Sie hat ihren festen Platz in politischen Bewegungen wie dem Sozialismus oder im Brauchtum mit der Neidfaust. Nur ein Drittel seiner tatsächlichen Sammlung stellt Nemetz dem Publikum zur Verfügung, für mehr reicht einfach der Platz nicht. Das Beeindruckende: Zu jedem Exponat weiß er eine Geschichte zu erzählen die fasziniert und einem noch lange Zeit nach dem Besuch durch die Gedanken geistert. Besonders, als wir im Raum mit seinen Kunststücken angekommen sind, scheint Nemetz so richtig aufzublühen. Voll Stolz zeigt er mir einen echten Picasso oder ein Werk von Paul Weber. Das Bild, dass den Tod auf dem Schlachtfeld thematisiert, hat auch bei Nemetz für ein bleibendes Erlebnis gesorgt: „Ein älterer Herr war mal mit einem Stuhl eine ganz lange Zeit ganz vertieft davor gesessen. Da hat man gemerkt, was diese Kunst für eine Macht ausüben kann“, meinte Nemetz. Aber nicht nur die Hand wird mit Nemetz zum Thema. Hat man das Glück, nach einem Streifgang durch seine Räume noch etwas von seiner Zeit zu erhaschen, wird aus einem Museumsbesuch ganz schnell ein Pakt, die Welt endlich zu einem besseren Ort zu machen.

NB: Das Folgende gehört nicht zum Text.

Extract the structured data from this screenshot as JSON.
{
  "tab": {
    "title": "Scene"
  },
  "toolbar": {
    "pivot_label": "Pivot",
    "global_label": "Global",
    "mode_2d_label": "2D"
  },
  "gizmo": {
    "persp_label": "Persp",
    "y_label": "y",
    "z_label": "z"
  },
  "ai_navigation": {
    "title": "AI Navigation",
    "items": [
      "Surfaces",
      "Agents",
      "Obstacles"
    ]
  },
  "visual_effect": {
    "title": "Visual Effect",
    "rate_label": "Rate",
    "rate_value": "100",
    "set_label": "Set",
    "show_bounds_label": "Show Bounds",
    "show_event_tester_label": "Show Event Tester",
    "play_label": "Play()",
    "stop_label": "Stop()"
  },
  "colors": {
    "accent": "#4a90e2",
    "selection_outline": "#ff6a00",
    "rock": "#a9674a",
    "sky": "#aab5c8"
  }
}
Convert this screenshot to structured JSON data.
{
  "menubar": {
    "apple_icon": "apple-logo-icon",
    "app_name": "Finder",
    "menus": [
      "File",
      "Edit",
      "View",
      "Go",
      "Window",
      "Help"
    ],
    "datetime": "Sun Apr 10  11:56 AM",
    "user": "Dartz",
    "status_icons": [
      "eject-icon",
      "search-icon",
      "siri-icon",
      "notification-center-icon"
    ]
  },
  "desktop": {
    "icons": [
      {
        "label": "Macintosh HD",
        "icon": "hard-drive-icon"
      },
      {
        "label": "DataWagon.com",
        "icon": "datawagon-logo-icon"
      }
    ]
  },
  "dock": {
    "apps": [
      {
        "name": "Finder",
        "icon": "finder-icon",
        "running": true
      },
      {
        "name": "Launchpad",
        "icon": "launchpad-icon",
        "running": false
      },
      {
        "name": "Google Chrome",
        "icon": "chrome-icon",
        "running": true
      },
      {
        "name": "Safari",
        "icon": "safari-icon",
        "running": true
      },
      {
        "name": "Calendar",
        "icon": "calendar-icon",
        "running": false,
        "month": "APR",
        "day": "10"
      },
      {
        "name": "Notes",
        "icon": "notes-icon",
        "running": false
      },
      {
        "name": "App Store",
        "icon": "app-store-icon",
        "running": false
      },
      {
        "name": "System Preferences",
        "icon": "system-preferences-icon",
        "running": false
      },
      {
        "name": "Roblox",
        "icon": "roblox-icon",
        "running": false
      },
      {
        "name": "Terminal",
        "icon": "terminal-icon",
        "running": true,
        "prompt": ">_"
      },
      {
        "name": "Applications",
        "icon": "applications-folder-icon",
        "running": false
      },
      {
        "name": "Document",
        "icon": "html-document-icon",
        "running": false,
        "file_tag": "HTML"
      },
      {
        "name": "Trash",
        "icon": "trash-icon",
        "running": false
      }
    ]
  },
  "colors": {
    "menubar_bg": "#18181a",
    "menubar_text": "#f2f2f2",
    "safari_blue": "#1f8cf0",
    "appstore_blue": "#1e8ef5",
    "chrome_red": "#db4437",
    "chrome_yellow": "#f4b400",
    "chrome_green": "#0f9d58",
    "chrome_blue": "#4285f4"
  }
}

Kelten und Römer Museum Manching
Das Museum ist schon von außen eine echte Augenweide. Gelegen inmitten der Manchinger Natur, umgeben von Bachläufen und weiten Wiesen aber trotzdem keine fünf Minuten Fußmarsch vom Ortskern entfernt. Ich treffe mich dort mit Maria Meßmer. Sie ist dort Archäologin und kann einiges über unsere Vorfahren erzählen. Unter anderem weiß sie auch eine Antwort auf die Frage, warum wir uns ausgerechnet mit so lang vergangenen Zeiten wie der der Kelten und Römer beschäftigen sollen. „Es gibt da so einen Spruch: Man weiß nur, wohin man gehen soll, wenn man weiß, woher man kommt“. Ein Gang durch das elegante Bauwerk beweist, was für ein wichtiger Raum diese Gegend schon vor Jahrtausenden war. „Wir leben nicht in einem anonymen Ort“, meint Meßmer. Und das ist auch das Museum nicht. Es ist echte Geschichte zum anfassen.
Das weiß auch Manfred Ettenhuber. Ihn und seine Oberstimmer Schulklasse treffe ich an, als sie gerade mit größter Faszination alte Schädelfragmente und deformierte Knochen begutachten. „Die Geschichte von Manching steht bei uns selbstverständlich auf dem Lehrplan. Das ist viel anschaulicher und interessanter Unterricht, als im Klassenzimmer“, erklärt er mir. Lernen konnte auch ich noch eine Menge. Wer weiß schon, dass bereits die Kelten vor 2000 Jahren erfolgreiche Operationen am Gehirn von Menschen durchgeführt haben? Die Überreste und Beweise findet man eben heute noch in Manching, unter anderem sind das Maria Meßmers Lieblingsexponate. Doch auch der Goldschatz hat es der Archäologin angetan. „So viel Gold ist immer schön“, schmunzelt sie. Dabei schlägt ihr Herz eigentlich für die Römer. „Die Tatsache, wie die damals schon Räume erschließen konnten und Kanalsysteme konzepieren konnten, ist wirklich beeindruckend. Und ihre Riesenbauten, egal ob in Trier oder Südafrika“, schwärmt Meßmer.
Zum Internationalen Tag des Museums haben sich die Manchinger Betreiber dieses Jahr ein spezielles Programm ausgedacht. Egal, ob ein Rundgang hinter die Kulissen oder eine Radl-Führung durch die Keltenstadt – wer sich auf die Suche nach seinen eigenen Wurzeln begeben möchte, ist dort bestimmt richtig aufgehoben.